In 2013 the Belarusian Geely automobile plant sold fewer than 2,000 cars, far fewer than was anticipated. Generally, the public authorities, such as the police, were the primary owners of these new cars. Other cars were delivered to Kazakhstan. When refering to the situation with Kazakhstan, Geely employs the vague terminology that the cars were "supplied", not "sold."
A joint plant building porject, which costs about $800m, remains behind schedule. Earlier this year, Prime Minister Miasnikovich hinted to Chinese partners that if construction was not completed on time, the Belarusian party would have a problem with its loan repayments.

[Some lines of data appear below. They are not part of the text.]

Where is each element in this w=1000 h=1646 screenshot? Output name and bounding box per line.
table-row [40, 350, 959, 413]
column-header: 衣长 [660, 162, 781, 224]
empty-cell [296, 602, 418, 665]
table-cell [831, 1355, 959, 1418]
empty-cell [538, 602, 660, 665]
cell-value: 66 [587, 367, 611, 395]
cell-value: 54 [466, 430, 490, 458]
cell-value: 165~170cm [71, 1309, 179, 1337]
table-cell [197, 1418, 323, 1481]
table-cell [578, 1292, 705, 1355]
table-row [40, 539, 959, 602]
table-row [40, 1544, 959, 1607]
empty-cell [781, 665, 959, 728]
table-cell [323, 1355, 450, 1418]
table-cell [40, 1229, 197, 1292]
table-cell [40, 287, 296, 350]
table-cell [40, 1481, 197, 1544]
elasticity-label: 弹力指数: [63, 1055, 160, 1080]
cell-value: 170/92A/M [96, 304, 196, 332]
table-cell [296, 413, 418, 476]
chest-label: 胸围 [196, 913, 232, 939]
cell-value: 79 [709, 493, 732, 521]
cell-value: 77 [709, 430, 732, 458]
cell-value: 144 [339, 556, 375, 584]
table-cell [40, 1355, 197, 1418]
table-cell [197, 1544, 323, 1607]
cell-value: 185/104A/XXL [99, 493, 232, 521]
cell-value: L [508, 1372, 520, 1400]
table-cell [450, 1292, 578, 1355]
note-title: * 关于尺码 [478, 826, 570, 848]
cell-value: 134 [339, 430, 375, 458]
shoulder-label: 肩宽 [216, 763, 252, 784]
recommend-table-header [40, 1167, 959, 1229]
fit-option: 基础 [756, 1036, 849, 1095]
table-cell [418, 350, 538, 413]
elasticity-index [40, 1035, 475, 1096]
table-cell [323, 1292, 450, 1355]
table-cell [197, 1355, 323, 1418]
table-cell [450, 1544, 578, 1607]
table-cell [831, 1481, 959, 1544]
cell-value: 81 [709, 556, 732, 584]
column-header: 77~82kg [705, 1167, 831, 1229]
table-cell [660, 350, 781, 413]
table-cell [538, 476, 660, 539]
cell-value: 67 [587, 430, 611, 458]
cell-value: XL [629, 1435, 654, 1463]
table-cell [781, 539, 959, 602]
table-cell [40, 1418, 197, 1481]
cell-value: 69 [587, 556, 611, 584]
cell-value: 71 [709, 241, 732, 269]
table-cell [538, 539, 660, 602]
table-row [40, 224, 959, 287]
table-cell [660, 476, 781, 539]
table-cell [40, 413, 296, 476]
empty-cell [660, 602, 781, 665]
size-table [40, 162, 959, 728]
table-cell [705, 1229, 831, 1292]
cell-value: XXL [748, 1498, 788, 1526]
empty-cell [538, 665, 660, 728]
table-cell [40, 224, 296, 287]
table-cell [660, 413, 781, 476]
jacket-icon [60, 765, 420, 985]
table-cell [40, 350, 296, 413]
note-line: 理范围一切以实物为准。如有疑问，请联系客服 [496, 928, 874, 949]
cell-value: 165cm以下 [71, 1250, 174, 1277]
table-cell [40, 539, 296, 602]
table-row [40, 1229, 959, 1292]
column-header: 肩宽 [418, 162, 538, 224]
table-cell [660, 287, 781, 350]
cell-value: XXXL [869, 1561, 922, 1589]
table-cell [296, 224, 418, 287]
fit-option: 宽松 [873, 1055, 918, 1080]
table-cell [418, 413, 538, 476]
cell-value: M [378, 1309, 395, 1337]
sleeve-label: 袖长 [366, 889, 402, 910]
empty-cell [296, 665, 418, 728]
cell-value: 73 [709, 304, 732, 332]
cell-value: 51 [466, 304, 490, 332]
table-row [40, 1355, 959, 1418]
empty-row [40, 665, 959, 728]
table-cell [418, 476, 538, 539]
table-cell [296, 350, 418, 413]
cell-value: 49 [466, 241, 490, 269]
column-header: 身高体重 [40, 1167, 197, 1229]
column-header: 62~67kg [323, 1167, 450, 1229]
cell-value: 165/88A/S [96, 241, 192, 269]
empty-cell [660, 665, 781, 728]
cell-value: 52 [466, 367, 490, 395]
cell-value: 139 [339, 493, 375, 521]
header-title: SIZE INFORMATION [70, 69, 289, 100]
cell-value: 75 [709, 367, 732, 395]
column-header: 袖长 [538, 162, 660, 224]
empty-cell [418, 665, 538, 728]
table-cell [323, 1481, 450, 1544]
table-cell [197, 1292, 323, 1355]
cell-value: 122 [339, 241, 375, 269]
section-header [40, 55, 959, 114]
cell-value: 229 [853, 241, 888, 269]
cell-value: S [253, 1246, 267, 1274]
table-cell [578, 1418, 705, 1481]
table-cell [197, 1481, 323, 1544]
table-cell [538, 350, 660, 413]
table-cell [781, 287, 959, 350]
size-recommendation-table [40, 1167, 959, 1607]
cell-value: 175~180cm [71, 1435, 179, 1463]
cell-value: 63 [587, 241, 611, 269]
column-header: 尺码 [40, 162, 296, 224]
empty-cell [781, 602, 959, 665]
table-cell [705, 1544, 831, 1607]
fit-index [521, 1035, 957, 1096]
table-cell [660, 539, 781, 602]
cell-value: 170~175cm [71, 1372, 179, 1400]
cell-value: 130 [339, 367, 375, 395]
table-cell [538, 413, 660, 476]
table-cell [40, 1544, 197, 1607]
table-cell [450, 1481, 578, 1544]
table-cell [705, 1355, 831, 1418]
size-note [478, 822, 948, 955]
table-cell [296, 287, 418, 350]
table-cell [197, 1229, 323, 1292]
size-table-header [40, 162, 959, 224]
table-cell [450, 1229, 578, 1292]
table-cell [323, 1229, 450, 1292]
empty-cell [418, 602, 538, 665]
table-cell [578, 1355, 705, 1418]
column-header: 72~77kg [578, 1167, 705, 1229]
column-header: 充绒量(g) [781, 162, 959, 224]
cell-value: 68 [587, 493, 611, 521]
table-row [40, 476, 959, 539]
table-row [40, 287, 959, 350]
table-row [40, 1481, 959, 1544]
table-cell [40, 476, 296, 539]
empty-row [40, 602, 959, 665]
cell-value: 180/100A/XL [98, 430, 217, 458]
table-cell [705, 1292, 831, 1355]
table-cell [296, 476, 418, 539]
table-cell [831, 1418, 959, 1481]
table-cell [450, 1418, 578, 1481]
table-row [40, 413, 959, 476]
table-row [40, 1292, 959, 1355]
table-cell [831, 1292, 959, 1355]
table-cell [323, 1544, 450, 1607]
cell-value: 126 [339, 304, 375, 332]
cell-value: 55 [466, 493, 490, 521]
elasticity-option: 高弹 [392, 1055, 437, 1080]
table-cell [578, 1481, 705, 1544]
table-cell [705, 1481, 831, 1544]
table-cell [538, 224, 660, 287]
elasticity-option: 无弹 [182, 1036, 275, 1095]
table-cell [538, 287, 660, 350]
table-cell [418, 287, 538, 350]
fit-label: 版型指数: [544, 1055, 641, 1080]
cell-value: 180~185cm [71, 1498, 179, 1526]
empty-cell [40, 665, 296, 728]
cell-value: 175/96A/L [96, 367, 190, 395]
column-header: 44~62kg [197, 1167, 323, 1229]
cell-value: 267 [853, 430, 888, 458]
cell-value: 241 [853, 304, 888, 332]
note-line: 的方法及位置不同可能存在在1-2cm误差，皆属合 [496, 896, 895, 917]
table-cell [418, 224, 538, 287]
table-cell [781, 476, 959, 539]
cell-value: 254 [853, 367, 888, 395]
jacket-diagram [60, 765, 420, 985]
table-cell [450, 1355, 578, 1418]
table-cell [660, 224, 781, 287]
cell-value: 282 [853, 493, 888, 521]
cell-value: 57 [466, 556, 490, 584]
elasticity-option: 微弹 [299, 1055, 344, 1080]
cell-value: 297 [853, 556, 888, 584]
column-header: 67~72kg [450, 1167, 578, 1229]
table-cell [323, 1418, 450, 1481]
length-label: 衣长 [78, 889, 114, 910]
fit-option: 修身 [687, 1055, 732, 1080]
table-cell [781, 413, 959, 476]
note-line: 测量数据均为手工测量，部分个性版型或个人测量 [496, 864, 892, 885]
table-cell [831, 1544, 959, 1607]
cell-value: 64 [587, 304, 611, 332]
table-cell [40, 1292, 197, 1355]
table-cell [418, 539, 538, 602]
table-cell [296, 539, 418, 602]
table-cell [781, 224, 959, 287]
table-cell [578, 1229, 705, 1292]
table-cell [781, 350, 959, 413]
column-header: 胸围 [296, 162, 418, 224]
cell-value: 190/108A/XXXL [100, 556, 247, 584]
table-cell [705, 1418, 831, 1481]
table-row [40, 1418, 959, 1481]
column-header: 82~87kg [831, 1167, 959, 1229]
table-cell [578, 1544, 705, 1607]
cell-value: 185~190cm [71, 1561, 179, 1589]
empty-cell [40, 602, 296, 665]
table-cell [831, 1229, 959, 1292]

Even the Belarusian state media began to write about the two countries' ties with extraordinary caution. On 4 March, the Belarusian Telegraph Agency reported that "Huawei does not preclude a new project in Minsk." While Lukashenka`s regime claims that both parties are successfully working together in accordance with the prescribed program of the development of the Comprehensive Strategic Partnership Between Belarus and China for 2014-2018, few have seen this road map. The Belarusian Foreign Ministry has denied the author of this article access to the document.
What Went Wrong
The Belarusian authorities are facing the consequences of their own miscalculations. China never planned to invest in Belarus, a country with a small market and an expensive labour force. China wants to make a profit and remains reluctant to serve as a counterbalance to Russia or the EU. Orban`s Hungary, which also had some high expectations for cooperating with China, made no significant progress in this regard. China prefers to cooperate with less conflicted countries like Poland than with scandal-prone Hungary.
It seems that the Belarusian authorities have become victims of their own propaganda. The state media has long exaggerated the financial benefits of Belarusian-Chinese ties. Belarusian state media is beginning to describe relations of a strategic nature being back in 2005, but in reality the parties signed the Joint Declaration on the Establishment of Relations and Comprehensive Strategic Partnership only in 2013.
The government remained reluctant to support any analytical and academic discussions on ways to improve cooperation with the economic powerhouse. China, an authoritarian country like Belarus, relies on analytical centres. Thus, the Belarusian authorities lack the necessary information and expertise to make competent policies in this arena.
Without access to the documents it remains quite difficult to say whether Belarus has its own strategy for dealing with China. However, the results of cooperation in the form of a $2.5bn negative balance and the absence of investment rather indicate that Minsk has no idea what to do with China.
Will the Authorities Improve Cooperation?
Despite all the problems in their relations, Belarus receives certain benefits from China. The Chinese help Belarusians in the energy sector, China remains an important partner for Belarus' military industry, Chinese loans help Belarus keep its economy afloat. Only Beijing proposed Belarus cheap lines of credit that have amounted to $16 bn. However, this dependence on China limits Belarus` ability to demand more from Beijing officials.
Deputy Prime Minister Tozik and Lukashenka`s advisor Rudy, have worked in China and know it better than anyone else, but are both in limbo. On the one hand, when Tozik was an ambassador to China, he regularly praised China. On the other hand, he remains responsible for Minsk`s policy towards the Middle Kingdom. In this situation he should sober his colleagues up and have them recognise that the Belarusian-Chinese venture has been unsuccessful.
The Belarusian authorities should adapt an industrial park to the needs of Belarusian business, promote discussions about China at think tanks and universities, and its cooperation strategy should emerge sooner, rather than later. These small steps can help Belarus achieve a balance in its relations with China more positive.